The fresh smell and clean look of bamboo flooring is matched by clutter-free desk. Other stuff still has to be sorted, of course. I spread all my papers out and get to work. Lesson: It's good to purge, though it may not be useful at every time. It can be cleared and sorted after the work is done.
-----------------------observation on Halloween------------------
It's Hallowe'en, my least favorite American celebration. I wonder each year if Christians are thinking about God's pleasure rather than cultural pressure when they dress themselves and their kids as witches, ghosts, and clothe their homes in creepy, spidery-dark dress. Sure, hand out candy, but please play dress-up with cute costumes that align with truth and fun and beauty, not the Enemy of our souls.

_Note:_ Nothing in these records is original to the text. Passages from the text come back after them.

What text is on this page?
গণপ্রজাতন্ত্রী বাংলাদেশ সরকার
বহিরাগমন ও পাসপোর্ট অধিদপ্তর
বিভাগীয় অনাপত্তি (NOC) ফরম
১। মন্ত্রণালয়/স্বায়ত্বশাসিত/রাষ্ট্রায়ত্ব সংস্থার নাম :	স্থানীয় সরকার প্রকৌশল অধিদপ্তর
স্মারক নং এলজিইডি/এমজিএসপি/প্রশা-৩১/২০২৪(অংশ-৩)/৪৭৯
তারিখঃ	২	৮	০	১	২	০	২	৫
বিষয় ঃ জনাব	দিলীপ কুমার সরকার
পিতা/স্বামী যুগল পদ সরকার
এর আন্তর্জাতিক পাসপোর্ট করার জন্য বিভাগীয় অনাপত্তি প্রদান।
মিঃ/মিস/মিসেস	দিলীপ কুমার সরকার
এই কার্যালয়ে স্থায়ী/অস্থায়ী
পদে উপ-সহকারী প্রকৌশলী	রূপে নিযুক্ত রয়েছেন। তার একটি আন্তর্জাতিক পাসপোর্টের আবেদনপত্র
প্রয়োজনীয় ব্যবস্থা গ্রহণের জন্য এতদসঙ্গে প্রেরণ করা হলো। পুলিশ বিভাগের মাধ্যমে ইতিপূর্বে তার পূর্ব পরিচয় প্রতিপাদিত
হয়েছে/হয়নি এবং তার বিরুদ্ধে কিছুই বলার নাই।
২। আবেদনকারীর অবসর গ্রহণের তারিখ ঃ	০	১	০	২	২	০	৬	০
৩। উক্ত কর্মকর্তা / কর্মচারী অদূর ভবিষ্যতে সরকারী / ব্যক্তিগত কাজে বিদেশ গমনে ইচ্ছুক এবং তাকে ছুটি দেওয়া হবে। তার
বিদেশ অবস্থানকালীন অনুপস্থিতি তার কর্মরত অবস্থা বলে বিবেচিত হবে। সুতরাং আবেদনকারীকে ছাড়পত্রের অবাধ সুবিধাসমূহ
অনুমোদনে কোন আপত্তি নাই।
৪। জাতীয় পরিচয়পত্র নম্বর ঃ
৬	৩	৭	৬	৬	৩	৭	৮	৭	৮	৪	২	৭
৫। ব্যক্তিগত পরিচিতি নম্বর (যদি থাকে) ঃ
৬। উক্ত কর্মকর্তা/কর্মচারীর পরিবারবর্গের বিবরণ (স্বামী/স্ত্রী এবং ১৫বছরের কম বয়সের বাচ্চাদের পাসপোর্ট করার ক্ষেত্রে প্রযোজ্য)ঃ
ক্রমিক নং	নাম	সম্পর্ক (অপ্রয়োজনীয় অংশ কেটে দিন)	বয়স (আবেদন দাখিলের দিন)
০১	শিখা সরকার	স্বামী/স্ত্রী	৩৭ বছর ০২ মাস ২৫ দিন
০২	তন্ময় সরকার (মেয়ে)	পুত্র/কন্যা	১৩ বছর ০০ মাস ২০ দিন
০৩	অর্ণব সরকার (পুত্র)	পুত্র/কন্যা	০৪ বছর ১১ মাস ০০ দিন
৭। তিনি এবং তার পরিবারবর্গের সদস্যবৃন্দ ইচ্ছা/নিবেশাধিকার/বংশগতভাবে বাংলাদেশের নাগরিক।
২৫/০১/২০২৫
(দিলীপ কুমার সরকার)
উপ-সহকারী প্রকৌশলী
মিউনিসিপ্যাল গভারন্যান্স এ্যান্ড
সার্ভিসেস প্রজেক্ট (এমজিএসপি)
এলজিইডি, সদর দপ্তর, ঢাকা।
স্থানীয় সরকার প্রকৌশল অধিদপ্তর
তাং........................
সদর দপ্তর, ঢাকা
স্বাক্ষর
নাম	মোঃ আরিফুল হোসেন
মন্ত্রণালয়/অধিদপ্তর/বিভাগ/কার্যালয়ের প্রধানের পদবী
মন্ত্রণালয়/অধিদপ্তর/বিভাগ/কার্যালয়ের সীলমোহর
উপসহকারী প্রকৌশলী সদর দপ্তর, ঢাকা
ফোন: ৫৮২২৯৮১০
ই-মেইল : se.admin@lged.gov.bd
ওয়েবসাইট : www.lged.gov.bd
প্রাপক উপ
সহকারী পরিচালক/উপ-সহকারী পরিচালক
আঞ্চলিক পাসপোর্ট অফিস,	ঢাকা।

Remember in all your frolicking and "innocent" partying to pray for God's protection around 1) the many children who will be abused in Satanic rites, 2) the horrible rituals inflicted on those with God's image, and 3) newcomers drawn into darkness as they worship the Prince of Darkness behind the closed doors and on altars hidden in the high hills.
Perhaps in coming days and years, God will use you, me, or our families to bind the deep wounds inflicted and to salve the scars of blows struck tonight.